Ankylosing spondylitis (AS) is a form of arthritis. AS is a chronic inflammatory disease that affects your spine, causing pain and limiting range of motion. It can involve disease flare-ups that cause acute symptoms, followed by remissions in which symptoms ease up.
AS varies a lot from person to person. Symptoms can be severe, but not everyone with AS develops spinal fusion or has serious complications. Neither age nor gender affects the severity of the disease.
While it was once thought to be more prevalent in men, that may be due to underdiagnosis in women. Also, women may have a more advanced disease at the start of treatment due to delayed diagnosis.
Some research does suggest differences in women versus men, but findings have been inconsistent.
Part of the problem is that research has focused heavily on men, but that’s starting to change. Some recent studies have included more women, but there’s not enough data yet to reach firm conclusions about sex differences in AS.
Continue reading as we explore the role of gender in AS.
The exact cause of AS is not clear, but genetics play a role. One risk factor for AS is having a family history of the disease.
AS occurs when the spinal vertebral bodies, and the ligaments and tendons that attach to these bones of the spine, become inflamed. Over time, this swelling causes severe problems within your back.
At first, you may experience frequent back pain or overall stiffness, which may be worse in the morning. You might notice that it improves a bit after a warm shower or a little exercise.
As AS progresses, the pain can become debilitating and cause a reduced range of motion. You might also experience pain in other areas of the body, including the neck, shoulders, elbows, knees, or ankles.
Some people experience only intermittent back pain and discomfort, while others have severe pain and stiffness over multiple areas of the body for long periods of time. AS can be debilitating and, in some cases, lead to disability.
Early symptoms can also include mild fever and loss of appetite. Other symptoms may include fatigue, anemia, and inflammation of the eyes (iritis or uveitis) or bowels.
People with AS may be at higher risk for depression. A 2014 study found that when compared with the general population, there’s an 80 percent increased rate of depression in women, and 50 percent in men with AS.
Many people with AS have a gene called HLA-B27. However, having this gene doesn’t mean you’ll develop AS.
The link between HLA-B27 and AS varies by race and ethnicity. For example, among Caucasians, about 95 percent of those who have AS test positive for the gene. About 80 percent of people from Mediterranean countries do, while only about half of African-Americans with AS test positive for this gene.
Genetic risk factors appear to be the same for men and women.
Arthritis is often considered a disease that comes about with age. But AS commonly occurs in people between the ages of 17 and 45. Some people are diagnosed as early as adolescence.
The age of onset is about the same in men and women.
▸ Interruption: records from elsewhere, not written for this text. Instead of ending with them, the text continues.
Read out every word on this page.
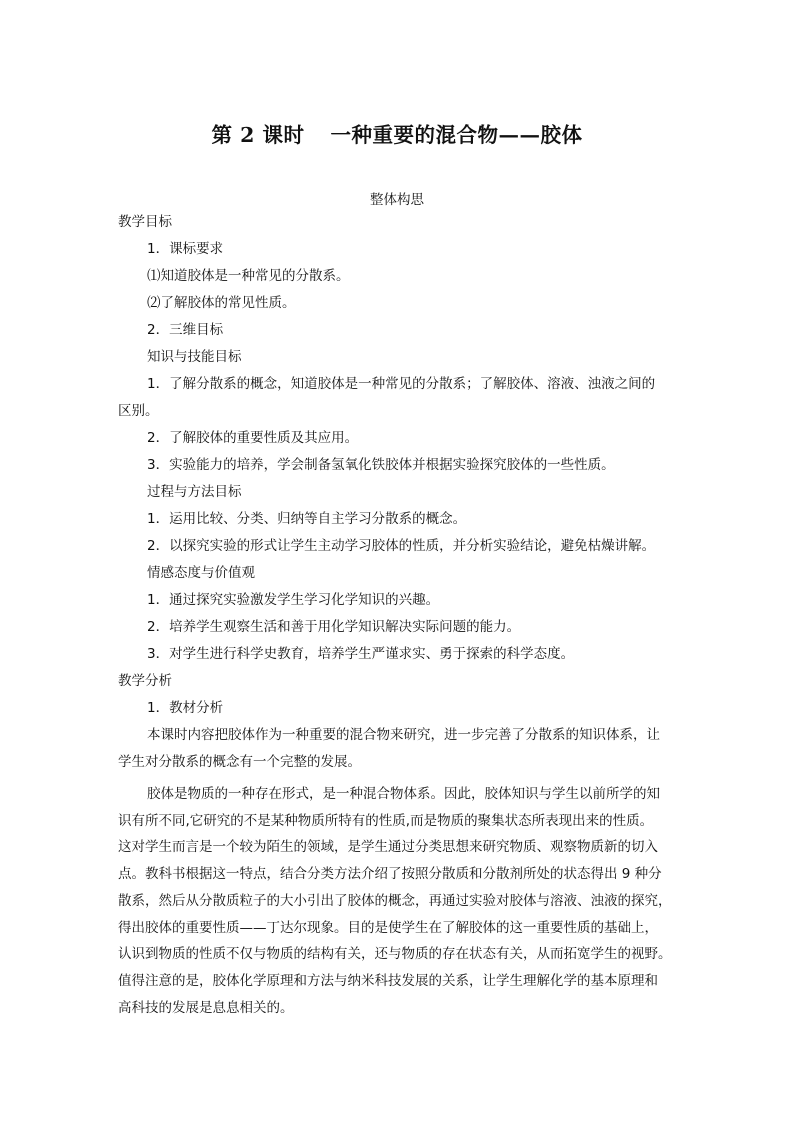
第 2 课时 一种重要的混合物——胶体
整体构思
教学目标
1．课标要求
⑴知道胶体是一种常见的分散系。
⑵了解胶体的常见性质。
2．三维目标
知识与技能目标
1．了解分散系的概念，知道胶体是一种常见的分散系；了解胶体、溶液、浊液之间的
区别。
2．了解胶体的重要性质及其应用。
3．实验能力的培养，学会制备氢氧化铁胶体并根据实验探究胶体的一些性质。
过程与方法目标
1．运用比较、分类、归纳等自主学习分散系的概念。
2．以探究实验的形式让学生主动学习胶体的性质，并分析实验结论，避免枯燥讲解。
情感态度与价值观
1．通过探究实验激发学生学习化学知识的兴趣。
2．培养学生观察生活和善于用化学知识解决实际问题的能力。
3．对学生进行科学史教育，培养学生严谨求实、勇于探索的科学态度。
教学分析
1．教材分析
本课时内容把胶体作为一种重要的混合物来研究，进一步完善了分散系的知识体系，让
学生对分散系的概念有一个完整的发展。
胶体是物质的一种存在形式，是一种混合物体系。因此，胶体知识与学生以前所学的知
识有所不同,它研究的不是某种物质所特有的性质,而是物质的聚集状态所表现出来的性质。
这对学生而言是一个较为陌生的领域，是学生通过分类思想来研究物质、观察物质新的切入
点。教科书根据这一特点，结合分类方法介绍了按照分散质和分散剂所处的状态得出 9 种分
散系，然后从分散质粒子的大小引出了胶体的概念，再通过实验对胶体与溶液、浊液的探究，
得出胶体的重要性质——丁达尔现象。目的是使学生在了解胶体的这一重要性质的基础上，
认识到物质的性质不仅与物质的结构有关，还与物质的存在状态有关，从而拓宽学生的视野。
值得注意的是，胶体化学原理和方法与纳米科技发展的关系，让学生理解化学的基本原理和
高科技的发展是息息相关的。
It was previously thought that men with AS are more prone to pain in the spine and back than women. Later research indicates that back pain is the main symptom for both men and women seeking diagnosis.
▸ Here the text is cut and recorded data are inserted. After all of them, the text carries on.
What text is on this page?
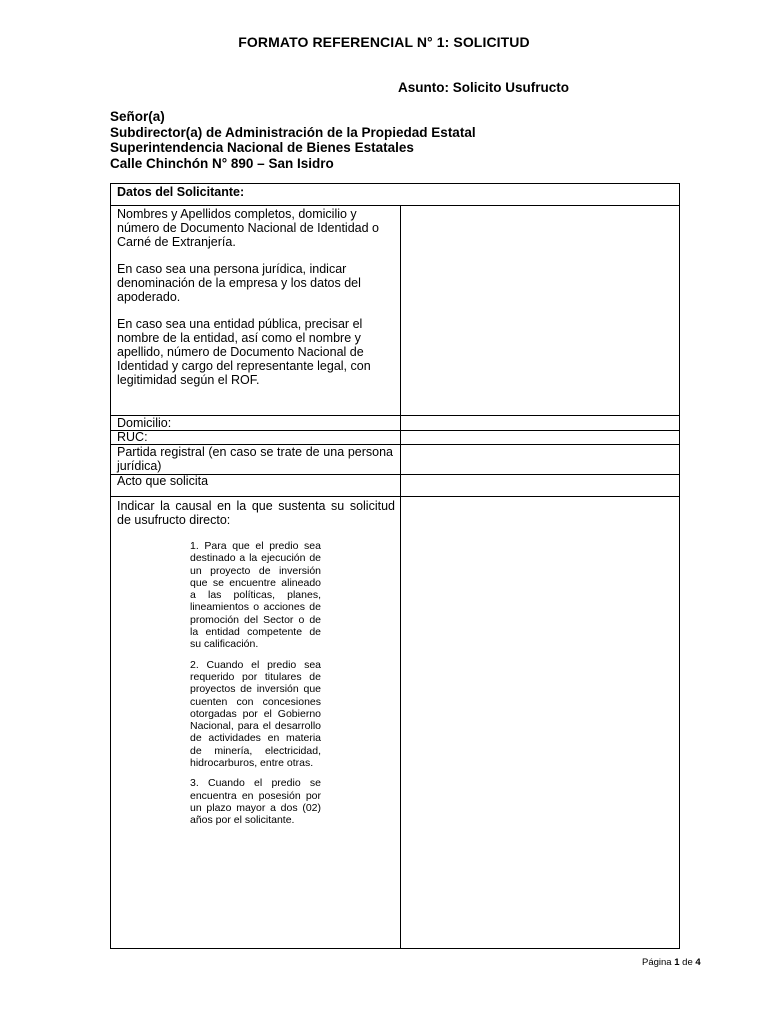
FORMATO REFERENCIAL N° 1: SOLICITUD
Asunto: Solicito Usufructo
Señor(a)
Subdirector(a) de Administración de la Propiedad Estatal
Superintendencia Nacional de Bienes Estatales
Calle Chinchón N° 890 – San Isidro
Datos del Solicitante:
Nombres y Apellidos completos, domicilio y número de Documento Nacional de Identidad o Carné de Extranjería.
En caso sea una persona jurídica, indicar denominación de la empresa y los datos del apoderado.
En caso sea una entidad pública, precisar el nombre de la entidad, así como el nombre y apellido, número de Documento Nacional de Identidad y cargo del representante legal, con legitimidad según el ROF.
Domicilio:
RUC:
Partida registral (en caso se trate de una persona jurídica)
Acto que solicita
Indicar la causal en la que sustenta su solicitud de usufructo directo:
1. Para que el predio sea destinado a la ejecución de un proyecto de inversión que se encuentre alineado a las políticas, planes, lineamientos o acciones de promoción del Sector o de la entidad competente de su calificación.
2. Cuando el predio sea requerido por titulares de proyectos de inversión que cuenten con concesiones otorgadas por el Gobierno Nacional, para el desarrollo de actividades en materia de minería, electricidad, hidrocarburos, entre otras.
3. Cuando el predio se encuentra en posesión por un plazo mayor a dos (02) años por el solicitante.
Página 1 de 4
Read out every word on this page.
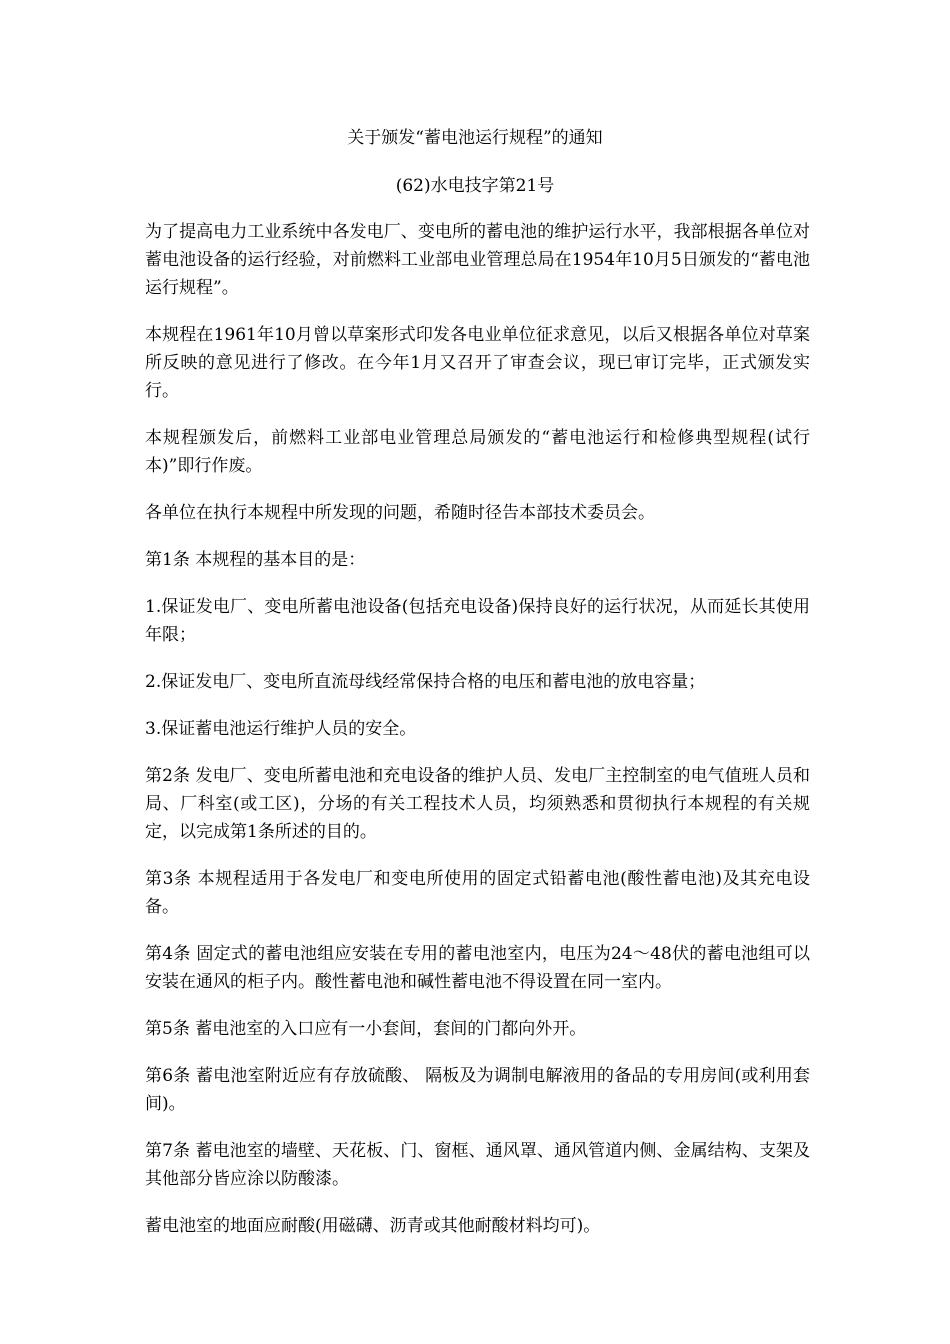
关于颁发“蓄电池运行规程”的通知

(62)水电技字第21号

为了提高电力工业系统中各发电厂、变电所的蓄电池的维护运行水平，我部根据各单位对蓄电池设备的运行经验，对前燃料工业部电业管理总局在1954年10月5日颁发的“蓄电池运行规程”。

本规程在1961年10月曾以草案形式印发各电业单位征求意见，以后又根据各单位对草案所反映的意见进行了修改。在今年1月又召开了审查会议，现已审订完毕，正式颁发实行。

本规程颁发后，前燃料工业部电业管理总局颁发的“蓄电池运行和检修典型规程(试行本)”即行作废。

各单位在执行本规程中所发现的问题，希随时径告本部技术委员会。

第1条 本规程的基本目的是：

1.保证发电厂、变电所蓄电池设备(包括充电设备)保持良好的运行状况，从而延长其使用年限；

2.保证发电厂、变电所直流母线经常保持合格的电压和蓄电池的放电容量；

3.保证蓄电池运行维护人员的安全。

第2条 发电厂、变电所蓄电池和充电设备的维护人员、发电厂主控制室的电气值班人员和局、厂科室(或工区)，分场的有关工程技术人员，均须熟悉和贯彻执行本规程的有关规定，以完成第1条所述的目的。

第3条 本规程适用于各发电厂和变电所使用的固定式铅蓄电池(酸性蓄电池)及其充电设备。

第4条 固定式的蓄电池组应安装在专用的蓄电池室内，电压为24～48伏的蓄电池组可以安装在通风的柜子内。酸性蓄电池和碱性蓄电池不得设置在同一室内。

第5条 蓄电池室的入口应有一小套间，套间的门都向外开。

第6条 蓄电池室附近应有存放硫酸、 隔板及为调制电解液用的备品的专用房间(或利用套间)。

第7条 蓄电池室的墙壁、天花板、门、窗框、通风罩、通风管道内侧、金属结构、支架及其他部分皆应涂以防酸漆。

蓄电池室的地面应耐酸(用磁礴、沥青或其他耐酸材料均可)。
In addition, women may have more neck, hip, and knee pain, while men have more foot pain.
AS affects men and women during their peak reproductive years, but does not appear to affect fertility. But for men, certain medications used to treat AS can decrease sperm count. If you’re trying to conceive, review your medications with your doctor.
Women with AS who are pregnant or trying to conceive should work with their doctors to find the right medications and to keep inflammation under control.
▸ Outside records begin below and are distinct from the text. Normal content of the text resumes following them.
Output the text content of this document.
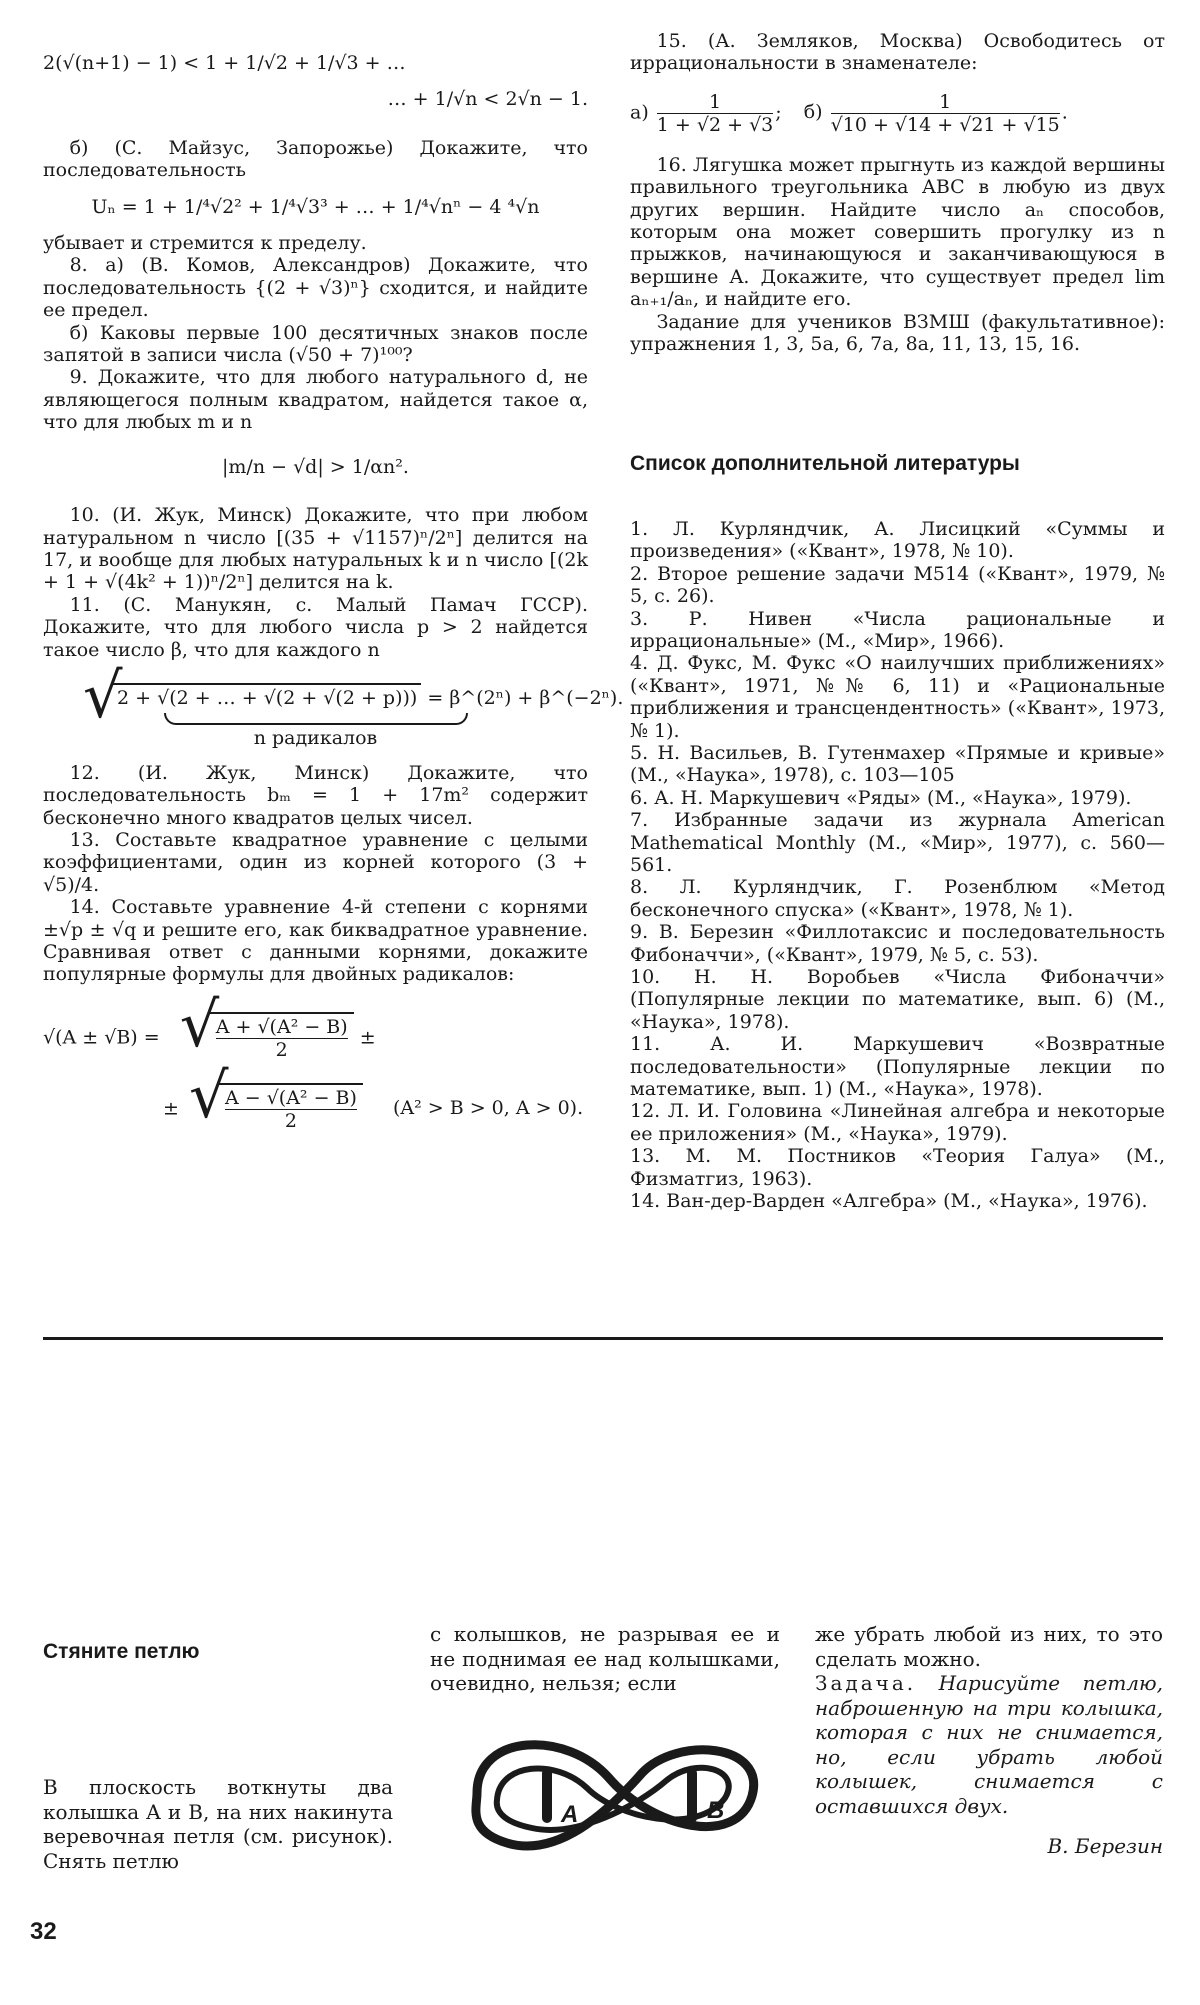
2(√(n+1) − 1) < 1 + 1/√2 + 1/√3 + …
… + 1/√n < 2√n − 1.

б) (С. Майзус, Запорожье) Докажите, что последовательность

Uₙ = 1 + 1/⁴√2² + 1/⁴√3³ + … + 1/⁴√nⁿ − 4 ⁴√n

убывает и стремится к пределу.

8. а) (В. Комов, Александров) Докажите, что последовательность {(2 + √3)ⁿ} сходится, и найдите ее предел.

б) Каковы первые 100 десятичных знаков после запятой в записи числа (√50 + 7)¹⁰⁰?

9. Докажите, что для любого натурального d, не являющегося полным квадратом, найдется такое α, что для любых m и n

|m/n − √d| > 1/αn².

10. (И. Жук, Минск) Докажите, что при любом натуральном n число [(35 + √1157)ⁿ/2ⁿ] делится на 17, и вообще для любых натуральных k и n число [(2k + 1 + √(4k² + 1))ⁿ/2ⁿ] делится на k.

11. (С. Манукян, с. Малый Памач ГССР). Докажите, что для любого числа p > 2 найдется такое число β, что для каждого n

√ 2 + √(2 + … + √(2 + √(2 + p))) = β^(2ⁿ) + β^(−2ⁿ).
n радикалов

12. (И. Жук, Минск) Докажите, что последовательность bₘ = 1 + 17m² содержит бесконечно много квадратов целых чисел.

13. Составьте квадратное уравнение с целыми коэффициентами, один из корней которого (3 + √5)/4.

14. Составьте уравнение 4-й степени с корнями ±√p ± √q и решите его, как биквадратное уравнение. Сравнивая ответ с данными корнями, докажите популярные формулы для двойных радикалов:

√(A ± √B) =	√ $\frac{\text{A + √(A² − B)}}{2}$ ±
± √ $\frac{\text{A − √(A² − B)}}{2} (A^2 > B > 0$, A > 0).

15. (А. Земляков, Москва) Освободитесь от иррациональности в знаменателе:

$а) \frac{1}{1 + √2 + √3}$ ; $б) \frac{1}{√10 + √14 + √21 + √15}$ .

16. Лягушка может прыгнуть из каждой вершины правильного треугольника ABC в любую из двух других вершин. Найдите число aₙ способов, которым она может совершить прогулку из n прыжков, начинающуюся и заканчивающуюся в вершине A. Докажите, что существует предел lim aₙ₊₁/aₙ, и найдите его.

Задание для учеников ВЗМШ (факультативное): упражнения 1, 3, 5а, 6, 7а, 8а, 11, 13, 15, 16.

Список дополнительной литературы
1. Л. Курляндчик, А. Лисицкий «Суммы и произведения» («Квант», 1978, № 10).
2. Второе решение задачи М514 («Квант», 1979, № 5, с. 26).
3. Р. Нивен «Числа рациональные и иррациональные» (М., «Мир», 1966).
4. Д. Фукс, М. Фукс «О наилучших приближениях» («Квант», 1971, №№ 6, 11) и «Рациональные приближения и трансцендентность» («Квант», 1973, № 1).
5. Н. Васильев, В. Гутенмахер «Прямые и кривые» (М., «Наука», 1978), с. 103—105
6. А. Н. Маркушевич «Ряды» (М., «Наука», 1979).
7. Избранные задачи из журнала American Mathematical Monthly (М., «Мир», 1977), с. 560—561.
8. Л. Курляндчик, Г. Розенблюм «Метод бесконечного спуска» («Квант», 1978, № 1).
9. В. Березин «Филлотаксис и последовательность Фибоначчи», («Квант», 1979, № 5, с. 53).
10. Н. Н. Воробьев «Числа Фибоначчи» (Популярные лекции по математике, вып. 6) (М., «Наука», 1978).
11. А. И. Маркушевич «Возвратные последовательности» (Популярные лекции по математике, вып. 1) (М., «Наука», 1978).
12. Л. И. Головина «Линейная алгебра и некоторые ее приложения» (М., «Наука», 1979).
13. М. М. Постников «Теория Галуа» (М., Физматгиз, 1963).
14. Ван-дер-Варден «Алгебра» (М., «Наука», 1976).
Стяните петлю

В плоскость воткнуты два колышка A и B, на них накинута веревочная петля (см. рисунок). Снять петлю

с колышков, не разрывая ее и не поднимая ее над колышками, очевидно, нельзя; если

A	B

же убрать любой из них, то это сделать можно.

Задача. Нарисуйте петлю, наброшенную на три колышка, которая с них не снимается, но, если убрать любой колышек, снимается с оставшихся двух.

В. Березин
32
Symptoms such as stiff spine and back pain can continue throughout pregnancy. Nonsteroidal anti-inflammatory drugs (NSAIDs) such as ibuprofen (Advil) often help relieve pain from AS, but can cause harm to your unborn child. Other medications can pass through breast milk to your baby.
The diagnosis of AS is usually made by a rheumatologist. There’s no single test for AS, so reaching that diagnosis in both men and women may include:
- individual and family medical history
- evaluation of symptoms
- physical examination
- imaging tests
- blood work
Blood tests can’t definitively diagnose AS, but they may be of use. They can rule out other diseases and test for the HLA-B27 gene.
Certain markers, such as elevated erythrocyte sedimentation rate (ESR or SED) and C-reactive protein (CRP) are inflammation indicators. But not all people with AS have them. They can also be due to such conditions as anemia, infection, or cancer.
Recent research found that men with AS have elevations of IL-17A and Th17 cells, but this wasn’t true of women.
The assumption that AS is a predominantly male condition may delay diagnosis in females. In addition, studies have generally included many more men than women. Newer studies are addressing this. But much more research is needed to broaden understanding of any gender differences.
If you have symptoms of AS, such as back or neck pain, see your primary care doctor as soon as possible. If it appears to be an inflammatory condition, you’ll likely be referred to a rheumatologist for evaluation.
After diagnosis, it’s important to see your rheumatologist at least once a year, even if your symptoms are currently mild.
There’s no cure for AS. But early detection and treatment can help alleviate pain and may prevent disease progression in both men and women.